Our tax code is redonkulous. There are tens of thousands of people whose career is just to interpret it and to help us commonfolk make sure the government gets enough of our money every year. And then there are the ridiculously low capital gains taxes and other handy loopholes for the rich to become richer. Also, there’s the whole issue of people who hardly pay any taxes at all because of their low income getting tax returns that are like $10,000. I pay probably ten times the taxes they do, and I get just enough back to make an extra mortgage payment. So let’s just make it fair across the board. Everyone pays a certain percentage of their income, and it’s the same. For rich people, poor people, small businesses, big businesses. And businesses HAVE to be a part of it. Even if they’re headquartered in another country. If they do business here, they have to pay taxes here. Which pretty much means no politician will ever champion this because then where would their campaign donations come from?

But we still need to take care of people who can’t take care of themselves. Children born into poverty. The elderly on fixed incomes. Those with debilitating illnesses. And yeah, down-on-their-luck immigrants. I am so very OK with my tax money helping all those types of people out. I don’t know how you can’t be, but those politicians who purport to be Christians are the ones who speak most loudly against it. They conveniently forget that part of the Bible where Jesus says to care for the widows, orphans and aliens. They’d rather focus on all that stuff he said about gay people. Wait a minute…

That champions individual responsibility AND the environment? 
However, I’ve seen the system not just abused, but beaten senseless. People complaining at the pharmacy that they have a 4-cent copay on their medication that Medicaid didn’t quite cover. Complaining about four cents! I heard this happen! I had to pay $200 for a crazy antibiotic to kill my strep face a few years ago, and it ended up giving me panic attacks. But I just sucked it up and swiped my debit card. There’s a whole unit of the police department I work for that investigates disability fraud, and they have found some doozy fakers. And also, good people I know who have been on public assistance have told me that the system creates dependency. If they get even a part-time job, they lose their food stamps. So work or keep getting free food? The choice seems obvious. And do you know what food stamps can buy? Like, anything. Bathtubs full of soda. Bushels of candy. The cut-off isn’t whether it’s junky - it’s whether it’s hot. Seriously. So you can’t buy a rotisserie chicken with food stamps, but you can buy a cart full of Oreos and Doritos. I just want something that makes sense. Something that helps people who need it but encourages them to become self-supporting.

So can I get that along with a party that cares about the environment? That believes global warming is a thing and that some regulations on stuff like manufacturing and energy production are OK so that there’s still an Antarctica for my grandchildren (and for the freaking adorable penguins)? That realizes what we’ve done to food through GMOs and factory farming not only is bad for our earth but bad for us (and maybe is why everyone’s gotten so fat and allergic to everything recently [but they need to leave Cheez-Its alone. Also, I eat McDonald’s chicken McNuggets once a year, don’t judge.])? 

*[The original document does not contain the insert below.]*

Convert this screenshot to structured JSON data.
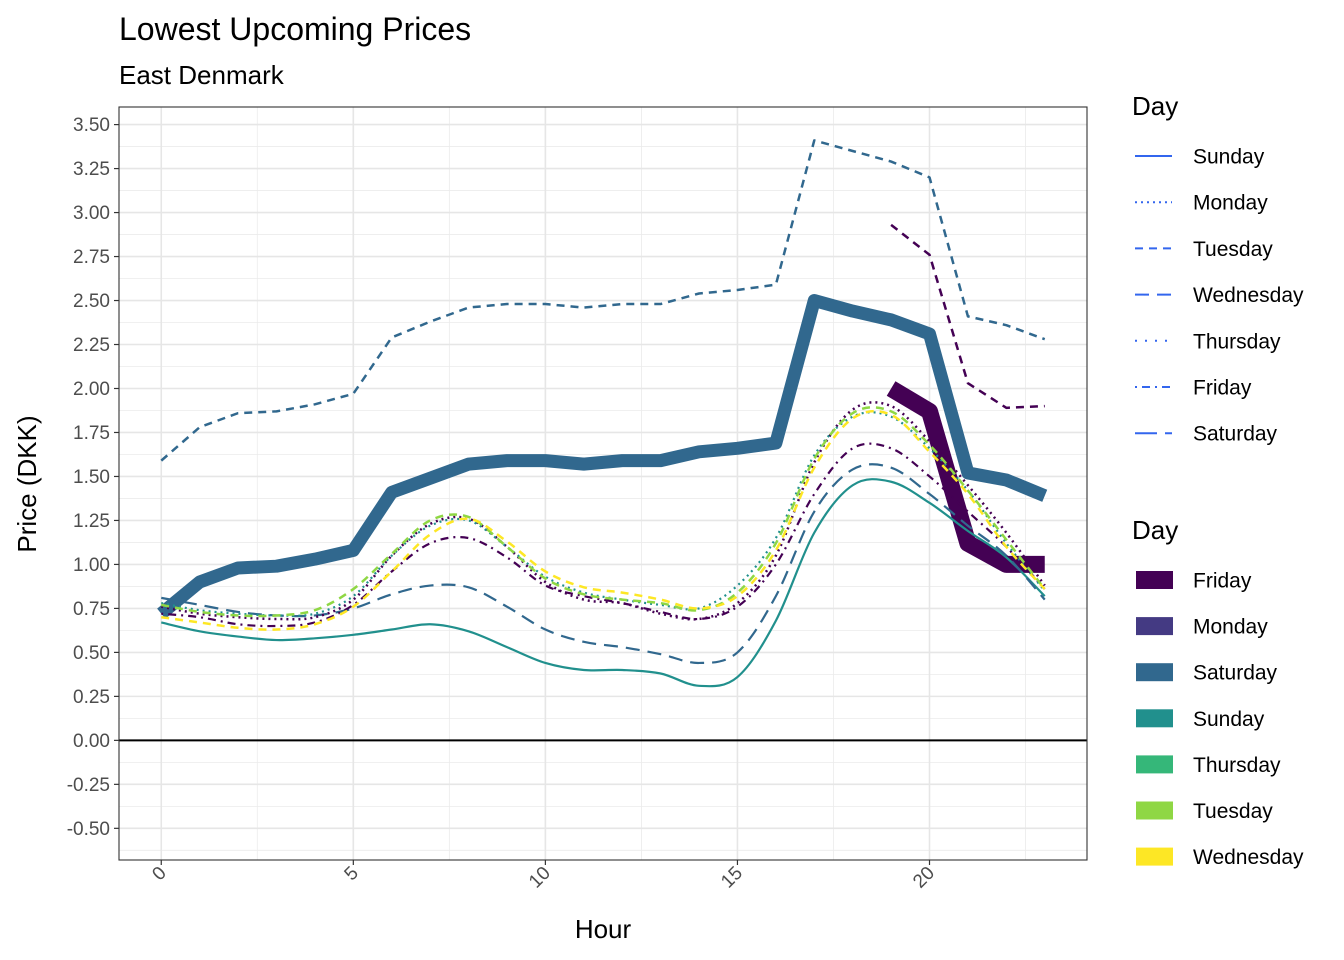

Also, I’m for universal health care, strong public schools - including universities, taking excellent care of our society’s most vulnerable (including animals), solid infrastructure, revising the FMLA and just enough defense to keep us safe.

I think adding all those things together makes me a flaming moderate. Maybe a little socialist. I think the point is that I don’t fall into any political category, and it makes me so frustrated. I don’t have the time, passion or thick enough skin to run for office myself, so like a true patriot, I’ll just whine about it on a blog.